On first glance, that’s not a lot of improvement in yield, but they screened 3 times as many patients without losing yield! This is rather impressive. However, they tripled their ED MRI rate, and, even though they drastically cut turn around times from 8.6 hours to 4.4 hours from time of MRI order to radiology report, thats still well over 4 hours for patients with back pain in a highly optimized system. And while yes, they missed fewer SEAs, they probably still have a good percentage that they missed on first visit – the various forms of immunocompromised – the severe COPDer on repeated steroid prescriptions, the HepC patient, the elderly – these are likely missed on the first go round.

I think this is a great step towards creating a policy towards SEA workup.
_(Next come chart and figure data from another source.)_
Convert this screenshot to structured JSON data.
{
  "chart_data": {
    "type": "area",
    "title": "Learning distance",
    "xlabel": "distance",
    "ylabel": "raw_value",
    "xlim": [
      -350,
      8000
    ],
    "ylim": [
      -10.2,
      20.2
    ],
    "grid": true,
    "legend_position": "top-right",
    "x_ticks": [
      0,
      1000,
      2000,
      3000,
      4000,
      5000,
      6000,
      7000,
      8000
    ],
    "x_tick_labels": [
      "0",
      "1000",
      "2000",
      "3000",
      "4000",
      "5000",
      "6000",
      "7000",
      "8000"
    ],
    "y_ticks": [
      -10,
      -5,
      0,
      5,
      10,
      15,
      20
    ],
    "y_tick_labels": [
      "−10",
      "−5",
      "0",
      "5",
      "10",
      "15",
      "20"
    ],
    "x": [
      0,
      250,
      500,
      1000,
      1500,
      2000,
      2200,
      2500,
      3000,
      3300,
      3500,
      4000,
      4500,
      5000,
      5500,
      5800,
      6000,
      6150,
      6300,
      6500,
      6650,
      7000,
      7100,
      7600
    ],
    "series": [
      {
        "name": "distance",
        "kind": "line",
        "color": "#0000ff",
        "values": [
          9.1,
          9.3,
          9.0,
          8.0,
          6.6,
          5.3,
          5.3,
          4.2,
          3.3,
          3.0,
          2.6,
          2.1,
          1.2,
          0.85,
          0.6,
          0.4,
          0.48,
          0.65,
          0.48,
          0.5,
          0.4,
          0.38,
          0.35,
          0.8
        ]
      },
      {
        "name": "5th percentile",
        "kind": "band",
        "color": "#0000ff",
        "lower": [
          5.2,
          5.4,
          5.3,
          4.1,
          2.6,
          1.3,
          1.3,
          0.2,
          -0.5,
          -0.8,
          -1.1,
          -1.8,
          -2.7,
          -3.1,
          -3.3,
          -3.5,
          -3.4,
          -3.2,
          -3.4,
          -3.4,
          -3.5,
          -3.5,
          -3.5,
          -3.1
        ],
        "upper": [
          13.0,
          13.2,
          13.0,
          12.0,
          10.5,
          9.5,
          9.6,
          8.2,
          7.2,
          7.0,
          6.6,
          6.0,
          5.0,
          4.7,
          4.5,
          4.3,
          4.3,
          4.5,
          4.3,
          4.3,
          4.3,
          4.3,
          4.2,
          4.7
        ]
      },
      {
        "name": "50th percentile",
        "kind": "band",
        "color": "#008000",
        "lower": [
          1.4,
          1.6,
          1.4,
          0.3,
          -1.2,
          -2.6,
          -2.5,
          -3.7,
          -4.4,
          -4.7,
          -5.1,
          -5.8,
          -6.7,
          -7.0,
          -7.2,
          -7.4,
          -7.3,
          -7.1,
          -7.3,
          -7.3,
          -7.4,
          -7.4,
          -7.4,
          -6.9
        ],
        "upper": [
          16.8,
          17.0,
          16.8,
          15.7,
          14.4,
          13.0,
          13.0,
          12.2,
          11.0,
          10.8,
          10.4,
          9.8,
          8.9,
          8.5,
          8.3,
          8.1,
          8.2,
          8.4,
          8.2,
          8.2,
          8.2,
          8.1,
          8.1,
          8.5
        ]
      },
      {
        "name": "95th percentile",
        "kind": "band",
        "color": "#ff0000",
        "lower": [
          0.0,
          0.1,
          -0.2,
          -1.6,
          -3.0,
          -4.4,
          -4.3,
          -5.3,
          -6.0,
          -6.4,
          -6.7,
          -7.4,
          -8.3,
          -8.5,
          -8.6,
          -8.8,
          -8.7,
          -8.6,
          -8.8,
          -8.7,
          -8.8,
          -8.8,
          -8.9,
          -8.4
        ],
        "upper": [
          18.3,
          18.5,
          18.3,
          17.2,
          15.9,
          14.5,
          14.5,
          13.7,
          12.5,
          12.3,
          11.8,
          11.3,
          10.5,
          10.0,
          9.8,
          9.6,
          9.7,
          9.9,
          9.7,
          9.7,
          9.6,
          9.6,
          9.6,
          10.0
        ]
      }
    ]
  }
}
It needs some refinement, but is the best I’ve seen yet. It poses some issues for smaller facilities that do not have 24/7 MRI capabilities, as well as for consultants (neurology essentially becoming a house officer for ID and neurosurgery), and poses a big time crunch for the ED (again, neurology took control of these cases once the decision to MRI was performed, which the hospitalists must be thankful for!). In the end, there is no such thing as zero miss, but Baystate, with this study, demonstrates that, at least for one day, the H&P is not dead.